I already own it on Steam but I pulled the trigger on the iOS version, if not only to support Lucas Pope.
I still haven't played it, but I played through Revenge of the Obra Dinn a few years ago and read a lot of his blog posts from the development of the game, and I think the guy's an absolute genius.
The description of how he solved the dithering problem in Obra Dinn is mind blowing, and made me appreciate software as a craft, where you have a problem you chisel at for days on end.
Software as art and personal expression, rather than software as a deadline and meetings with your manager.
I tried to like it, but it just felt too close to an authentic paperwork simulator for me or get into.

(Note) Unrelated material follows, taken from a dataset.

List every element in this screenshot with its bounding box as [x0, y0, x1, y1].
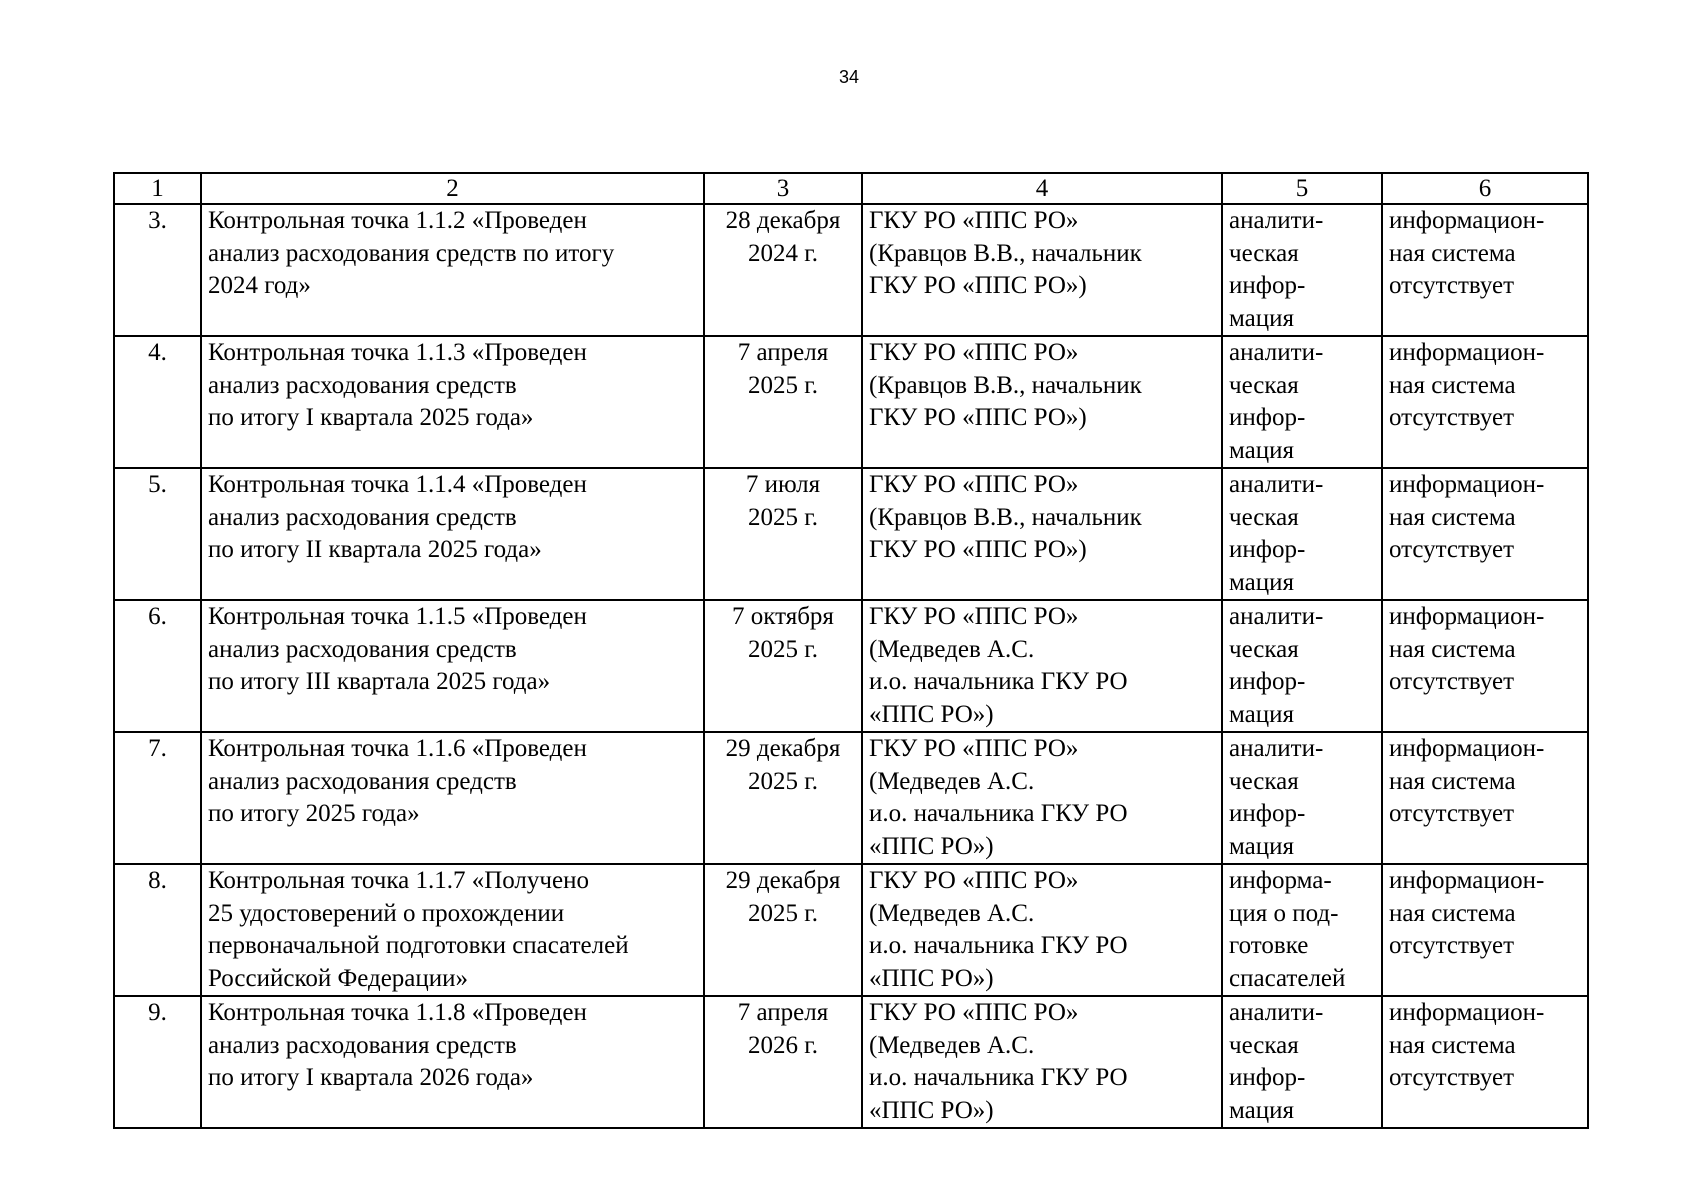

Maybe if there wasn’t a timed element to it, that just stressed me out.
Same. I couldn't get into it. I've heard a lot of good things about it but I think I was expecting more like an interactive story (which I think is an actual genre of "game" now). Instead it's actually hard and I only play games to relax.
I guess the thing is it's not fun either. I like games like Half-life 2, on easy mode. It's fun and a challenge, but doesn't become annoying such that I can't enjoy the story.